How can I find the inverse Fourier transform of $e^{x^2}$ and similar functions?

Question

I'm honestly clueless; I tried writing it as ${\lmoustache}_{-\infty}^{+\infty} {e^{x^2}} {e^{ix}} {dx}$ , but I don't know where to go from there.

Answer 1

I think this integral does not exist as your function does not stay bounded for $x\to \infty$.

Maybe your are missing a minus sign? If it was a minus you could do the follwing. You are also missing a parameter if this is a fourrier inverse transform (something like time, I will also leave it out as it does not change the method).

But $-x^2+2\frac{i}{2}x=-x^2+2\frac{i}{2}x-\frac{i^2}{4}+\frac{i^2}{4}=-(x-\frac{i}{2})^2-\frac{1}{4}$

Introduce substitution $u=x-\frac{i}{2}$ and $du = dx$. Note also the changed integration bounds. Try to evaluate the integral using contour integration.

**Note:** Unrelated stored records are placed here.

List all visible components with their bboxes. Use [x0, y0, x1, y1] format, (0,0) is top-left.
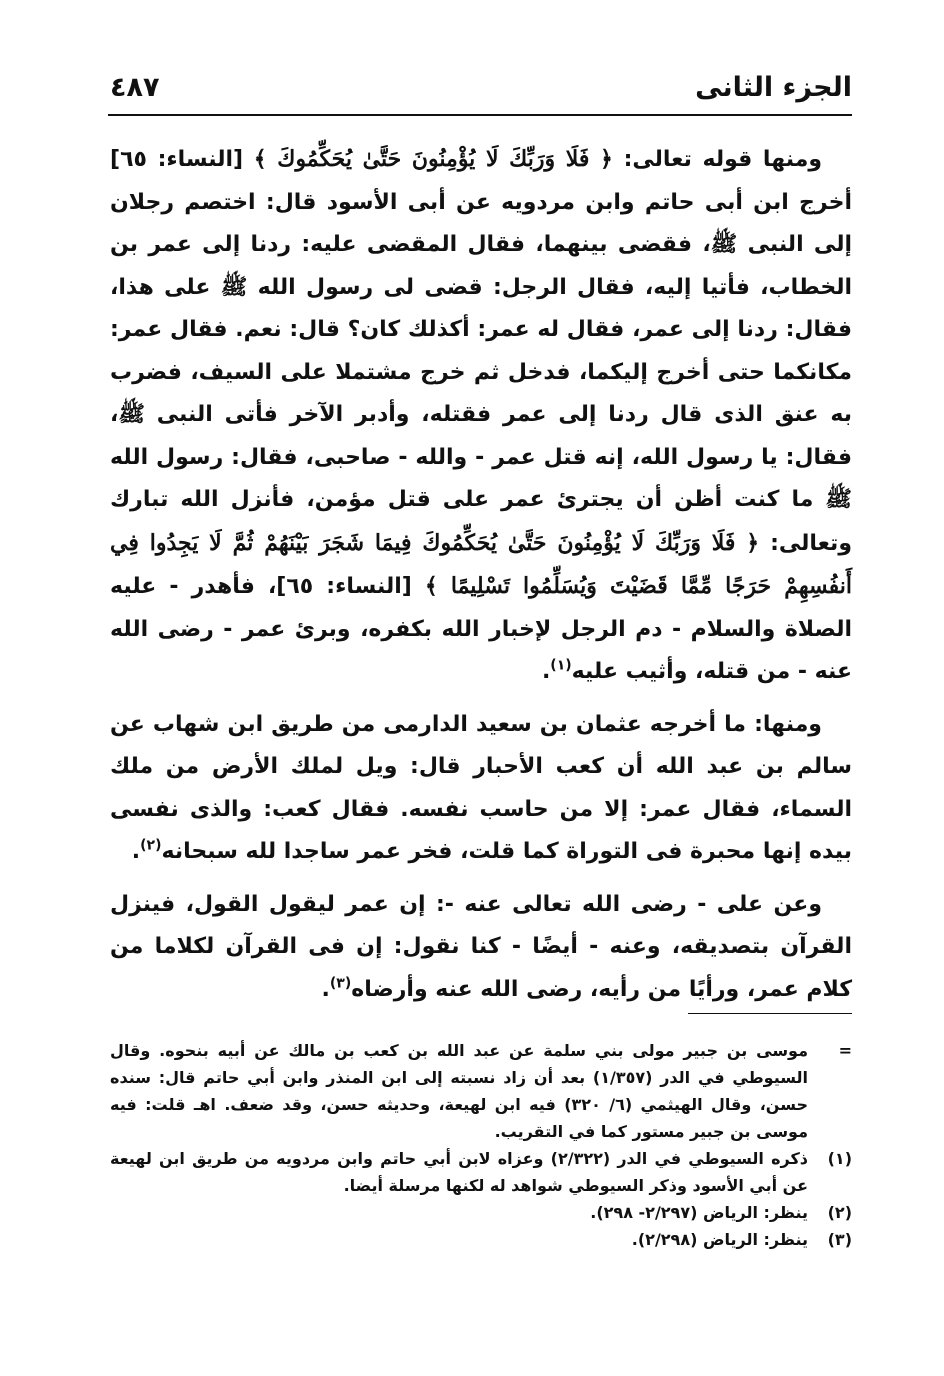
- paragraph-1-text: [النساء: ٦٥] أخرج ابن أبى حاتم وابن مردويه عن أبى الأسود قال: اختصم رجلان إلى النبى ﷺ، فقضى بينهما، فقال المقضى عليه: ردنا إلى عمر بن الخطاب، فأتيا إليه، فقال الرجل: قضى لى رسول الله ﷺ على هذا، فقال: ردنا إلى عمر، فقال له عمر: أكذلك كان؟ قال: نعم. فقال عمر: مكانكما حتى أخرج إليكما، فدخل ثم خرج مشتملا على السيف، فضرب به عنق الذى قال ردنا إلى عمر فقتله، وأدبر الآخر فأتى النبى ﷺ، فقال: يا رسول الله، إنه قتل عمر - والله - صاحبى، فقال: رسول الله ﷺ ما كنت أظن أن يجترئ عمر على قتل مؤمن، فأنزل الله تبارك وتعالى:: [110, 147, 852, 556]
- footnote-separator: [688, 1013, 852, 1014]
- page-header: [108, 66, 852, 118]
- footnote-3: [110, 1226, 852, 1253]
- main-text: [110, 138, 852, 1011]
- paragraph-3-text: وعن على - رضى الله تعالى عنه -: إن عمر ليقول القول، فينزل القرآن بتصديقه، وعنه - أيضًا - كنا نقول: إن فى القرآن لكلاما من كلام عمر، ورأيًا من رأيه، رضى الله عنه وأرضاه: [110, 891, 852, 1002]
- paragraph-3: [110, 884, 852, 1012]
- paragraph-1: [110, 138, 852, 694]
- footnote-3-marker: (٣): [827, 1230, 852, 1249]
- footnotes: [110, 1037, 852, 1253]
- footnote-ref-1: (١): [550, 657, 572, 674]
- footnote-ref-2: (٢): [140, 837, 162, 854]
- paragraph-3-end: .: [321, 976, 330, 1002]
- paragraph-1-intro: ومنها قوله تعالى:: [612, 147, 822, 172]
- quran-verse-1: ﴿ فَلَا وَرَبِّكَ لَا يُؤْمِنُونَ حَتَّىٰ يُحَكِّمُوكَ ﴾: [253, 146, 613, 172]
- footnote-1: [110, 1145, 852, 1199]
- footnote-1-text: ذكره السيوطي في الدر (٢/٣٢٢) وعزاه لابن أبي حاتم وابن مردويه من طريق ابن لهيعة عن أبي الأسود وذكر السيوطي شواهد له لكنها مرسلة أيضا.: [110, 1149, 808, 1195]
- footnote-3-text: ينظر: الرياض (٢/٢٩٨).: [631, 1230, 808, 1249]
- footnote-continuation-text: موسى بن جبير مولى بني سلمة عن عبد الله بن كعب بن مالك عن أبيه بنحوه. وقال السيوطي في الدر (١/٣٥٧) بعد أن زاد نسبته إلى ابن المنذر وابن أبي حاتم قال: سنده حسن، وقال الهيثمي (٦/ ٣٢٠) فيه ابن لهيعة، وحديثه حسن، وقد ضعف. اهـ قلت: فيه موسى بن جبير مستور كما في التقريب.: [110, 1041, 809, 1141]
- paragraph-1-conclusion: [النساء: ٦٥]، فأهدر - عليه الصلاة والسلام - دم الرجل لإخبار الله بكفره، وبرئ عمر - رضى الله عنه - من قتله، وأثيب عليه: [110, 574, 852, 684]
- footnote-2: [110, 1199, 852, 1226]
- paragraph-2-text: ومنها: ما أخرجه عثمان بن سعيد الدارمى من طريق ابن شهاب عن سالم بن عبد الله أن كعب الأحبار قال: ويل لملك الأرض من ملك السماء، فقال عمر: إلا من حاسب نفسه. فقال كعب: والذى نفسى بيده إنها محبرة فى التوراة كما قلت، فخر عمر ساجدا لله سبحانه: [110, 711, 852, 864]
- page-number: ٤٨٧: [110, 72, 160, 103]
- paragraph-2: [110, 704, 852, 874]
- footnote-2-marker: (٢): [827, 1203, 852, 1222]
- running-title: الجزء الثانى: [695, 72, 852, 103]
- footnote-2-text: ينظر: الرياض (٢/٢٩٧- ٢٩٨).: [590, 1203, 808, 1222]
- footnote-ref-3: (٣): [329, 975, 352, 992]
- paragraph-1-end: .: [541, 659, 551, 684]
- paragraph-2-end: .: [131, 839, 141, 864]
- quran-verse-2: ﴿ فَلَا وَرَبِّكَ لَا يُؤْمِنُونَ حَتَّىٰ يُحَكِّمُوكَ فِيمَا شَجَرَ بَيْنَهُمْ ثُمَّ لَا يَجِدُوا فِي أَنفُسِهِمْ حَرَجًا مِّمَّا قَضَيْتَ وَيُسَلِّمُوا تَسْلِيمًا ﴾: [110, 529, 852, 599]
- footnote-continuation: [110, 1037, 852, 1145]
- header-rule: [108, 114, 852, 116]
- footnote-continuation-marker: =: [838, 1041, 852, 1060]
- footnote-1-marker: (١): [827, 1149, 852, 1168]
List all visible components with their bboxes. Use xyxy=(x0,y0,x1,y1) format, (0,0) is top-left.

$$\int_{-\infty-i/2}^{\infty-i/2}e^{-u^2}e^{-1/4}du$$ This integral should be similar due, to Cauchy's Integral Theorem, to (use a rectangular contour along the real axis that goes down -i/2 and traces along an parallel to the real axis and gets back to the real axis): $$\int_{-\infty}^{\infty}e^{-u^2}e^{-1/4}du$$

Note that I am not sure if it is exactly the previous integral but it should be something similar.

This can be solved by multipling it by itself and using polar coordinates.